GNOME Bugzilla – Bug 616403
Improve & fix reading msoffice/powerpoint files
Last modified: 2010-04-21 15:13:21 UTC
Following changes stated in bug #615765, for msoffice/powerpoint (ppt) files, found some other things to fix as well. As background, PPT files store internally the strings in two types of records: "CharsAtom"s and "BytesAtom"s: * If the record is a "CharsAtom", the string comes in pure UTF-16. (http://msdn.microsoft.com/en-us/library/dd772921.aspx) * If the record is a "BytesAtom", the string only contains the low byte of the UTF-16 encoded unicode point, and the high byte is to be considered 0x0000. Some bugs which should be fixed: 1) "CharsAtom"s are really read as "BytesAtom"s, and vice-versa.
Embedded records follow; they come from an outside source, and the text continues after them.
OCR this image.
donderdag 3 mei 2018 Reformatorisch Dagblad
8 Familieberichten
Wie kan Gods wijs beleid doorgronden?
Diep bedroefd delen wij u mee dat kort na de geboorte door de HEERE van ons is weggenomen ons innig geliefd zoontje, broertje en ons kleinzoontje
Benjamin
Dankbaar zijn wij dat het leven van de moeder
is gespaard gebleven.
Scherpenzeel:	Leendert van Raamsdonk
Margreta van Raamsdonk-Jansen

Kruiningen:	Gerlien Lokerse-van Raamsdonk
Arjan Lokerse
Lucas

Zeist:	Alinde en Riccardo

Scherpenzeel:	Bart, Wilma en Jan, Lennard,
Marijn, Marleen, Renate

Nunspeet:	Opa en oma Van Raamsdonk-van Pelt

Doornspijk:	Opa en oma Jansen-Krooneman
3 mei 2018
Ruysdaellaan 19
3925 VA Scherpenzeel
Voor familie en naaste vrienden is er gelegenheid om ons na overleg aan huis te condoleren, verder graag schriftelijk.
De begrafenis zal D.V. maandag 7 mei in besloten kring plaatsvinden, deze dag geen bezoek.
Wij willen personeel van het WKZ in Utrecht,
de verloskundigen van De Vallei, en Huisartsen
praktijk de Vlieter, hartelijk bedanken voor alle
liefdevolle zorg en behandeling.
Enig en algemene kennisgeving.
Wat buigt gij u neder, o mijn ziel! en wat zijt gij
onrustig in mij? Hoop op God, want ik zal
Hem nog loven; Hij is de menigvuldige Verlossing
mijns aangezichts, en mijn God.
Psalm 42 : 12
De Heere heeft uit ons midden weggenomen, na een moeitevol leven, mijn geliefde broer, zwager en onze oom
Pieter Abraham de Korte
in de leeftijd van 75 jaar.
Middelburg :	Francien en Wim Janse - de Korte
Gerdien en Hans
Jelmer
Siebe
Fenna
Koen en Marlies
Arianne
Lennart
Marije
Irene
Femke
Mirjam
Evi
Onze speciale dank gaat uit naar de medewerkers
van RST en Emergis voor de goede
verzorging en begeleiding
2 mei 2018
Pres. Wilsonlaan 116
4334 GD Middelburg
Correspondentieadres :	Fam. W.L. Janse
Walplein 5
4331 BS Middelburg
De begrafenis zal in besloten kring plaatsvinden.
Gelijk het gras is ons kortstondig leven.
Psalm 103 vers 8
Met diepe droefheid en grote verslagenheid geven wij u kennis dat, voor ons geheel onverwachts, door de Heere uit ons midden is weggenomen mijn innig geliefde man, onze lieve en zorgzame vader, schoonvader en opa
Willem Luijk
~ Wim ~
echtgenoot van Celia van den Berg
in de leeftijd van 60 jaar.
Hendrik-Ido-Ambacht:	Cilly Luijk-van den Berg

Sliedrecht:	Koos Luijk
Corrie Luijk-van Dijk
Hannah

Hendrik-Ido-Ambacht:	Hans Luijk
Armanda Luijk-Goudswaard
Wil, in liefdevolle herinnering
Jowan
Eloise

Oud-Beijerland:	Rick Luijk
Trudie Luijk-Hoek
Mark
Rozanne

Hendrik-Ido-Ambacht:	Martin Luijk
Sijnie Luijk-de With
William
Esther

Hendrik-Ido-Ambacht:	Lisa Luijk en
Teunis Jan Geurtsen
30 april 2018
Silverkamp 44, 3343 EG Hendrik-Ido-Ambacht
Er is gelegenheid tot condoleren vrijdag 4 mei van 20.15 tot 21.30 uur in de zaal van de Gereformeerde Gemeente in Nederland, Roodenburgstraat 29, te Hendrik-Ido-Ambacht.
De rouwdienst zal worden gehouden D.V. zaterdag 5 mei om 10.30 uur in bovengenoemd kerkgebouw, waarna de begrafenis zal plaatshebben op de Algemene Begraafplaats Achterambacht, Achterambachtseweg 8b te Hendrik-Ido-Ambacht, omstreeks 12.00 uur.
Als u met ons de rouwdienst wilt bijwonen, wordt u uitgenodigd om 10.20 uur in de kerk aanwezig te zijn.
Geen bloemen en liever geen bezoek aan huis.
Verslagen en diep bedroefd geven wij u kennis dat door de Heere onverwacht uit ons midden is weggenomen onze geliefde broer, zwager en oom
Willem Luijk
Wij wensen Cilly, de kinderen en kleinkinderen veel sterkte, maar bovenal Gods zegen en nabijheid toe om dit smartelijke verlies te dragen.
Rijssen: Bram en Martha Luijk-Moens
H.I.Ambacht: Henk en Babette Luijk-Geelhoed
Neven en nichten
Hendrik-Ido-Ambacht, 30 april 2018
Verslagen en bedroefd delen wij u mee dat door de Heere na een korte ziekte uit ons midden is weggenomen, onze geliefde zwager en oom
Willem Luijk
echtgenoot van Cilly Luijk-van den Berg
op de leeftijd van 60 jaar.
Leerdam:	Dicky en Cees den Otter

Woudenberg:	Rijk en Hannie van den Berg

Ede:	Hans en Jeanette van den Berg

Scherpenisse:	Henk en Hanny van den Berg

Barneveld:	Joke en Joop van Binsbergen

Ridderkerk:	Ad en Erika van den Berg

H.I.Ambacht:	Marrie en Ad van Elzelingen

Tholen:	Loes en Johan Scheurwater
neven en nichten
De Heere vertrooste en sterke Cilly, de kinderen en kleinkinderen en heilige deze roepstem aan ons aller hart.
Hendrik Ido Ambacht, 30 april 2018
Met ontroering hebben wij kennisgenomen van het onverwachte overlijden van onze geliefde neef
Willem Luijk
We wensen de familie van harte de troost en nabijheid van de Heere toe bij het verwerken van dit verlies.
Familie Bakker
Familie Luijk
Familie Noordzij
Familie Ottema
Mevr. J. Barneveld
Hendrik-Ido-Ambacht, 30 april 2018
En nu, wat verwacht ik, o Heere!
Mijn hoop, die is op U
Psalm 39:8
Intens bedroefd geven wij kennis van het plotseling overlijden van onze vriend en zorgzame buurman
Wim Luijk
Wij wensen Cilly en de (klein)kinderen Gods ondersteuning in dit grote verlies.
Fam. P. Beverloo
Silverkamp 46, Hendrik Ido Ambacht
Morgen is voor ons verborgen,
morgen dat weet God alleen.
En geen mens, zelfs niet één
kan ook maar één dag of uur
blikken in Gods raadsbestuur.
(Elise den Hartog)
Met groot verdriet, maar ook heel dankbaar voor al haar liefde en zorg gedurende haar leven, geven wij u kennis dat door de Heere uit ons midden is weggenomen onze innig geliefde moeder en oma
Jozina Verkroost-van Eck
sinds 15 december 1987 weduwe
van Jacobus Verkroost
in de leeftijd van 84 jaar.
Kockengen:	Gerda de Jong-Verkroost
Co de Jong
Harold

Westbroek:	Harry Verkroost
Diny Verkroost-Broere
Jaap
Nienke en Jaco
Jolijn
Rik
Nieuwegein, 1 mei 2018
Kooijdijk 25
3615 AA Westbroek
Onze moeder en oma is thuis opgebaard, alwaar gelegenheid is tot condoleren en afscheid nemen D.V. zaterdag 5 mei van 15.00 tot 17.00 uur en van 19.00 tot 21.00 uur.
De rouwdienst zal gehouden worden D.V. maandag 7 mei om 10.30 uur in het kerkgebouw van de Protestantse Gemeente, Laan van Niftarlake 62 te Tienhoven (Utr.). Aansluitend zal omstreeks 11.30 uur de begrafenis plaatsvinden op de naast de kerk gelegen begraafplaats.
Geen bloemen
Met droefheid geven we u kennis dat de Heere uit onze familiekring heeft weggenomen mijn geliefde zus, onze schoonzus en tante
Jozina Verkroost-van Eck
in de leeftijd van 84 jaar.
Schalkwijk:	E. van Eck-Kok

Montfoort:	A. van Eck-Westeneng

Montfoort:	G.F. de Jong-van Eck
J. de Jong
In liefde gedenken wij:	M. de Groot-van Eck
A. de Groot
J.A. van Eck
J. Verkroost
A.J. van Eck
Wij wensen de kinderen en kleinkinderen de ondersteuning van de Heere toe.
This is due to the fact that the numerical IDs are swapped in the source code: "CharsAtom" should be identified by 0x0FA8; and "BytesAtom" should be identified by 0x0FA0. 2) The read strings are not NIL-terminated, so when they are normalized, reading goes beyond the real limits of the string, generating Invalid Reads in Valgrind logs. 3) Strings are never converted to UTF-8 before normalizing them. Actually, due to having bugs 1) and 3) at the same time, some contents were more or less extracted, but definitely not all of them. Bug 2) can be solved just by fixing bug 3) using g_convert() which always returns NIL-terminated strings. In addition to the previous fixes, this improvements can also be done: * Re-use the same buffer when reading the string records, to avoid new allocations over and over. * Stop reading when max number of bytes read.
Created attachment 159257 [details] [review] Fixes all reported issues
Pushed to git master after Carlos' review.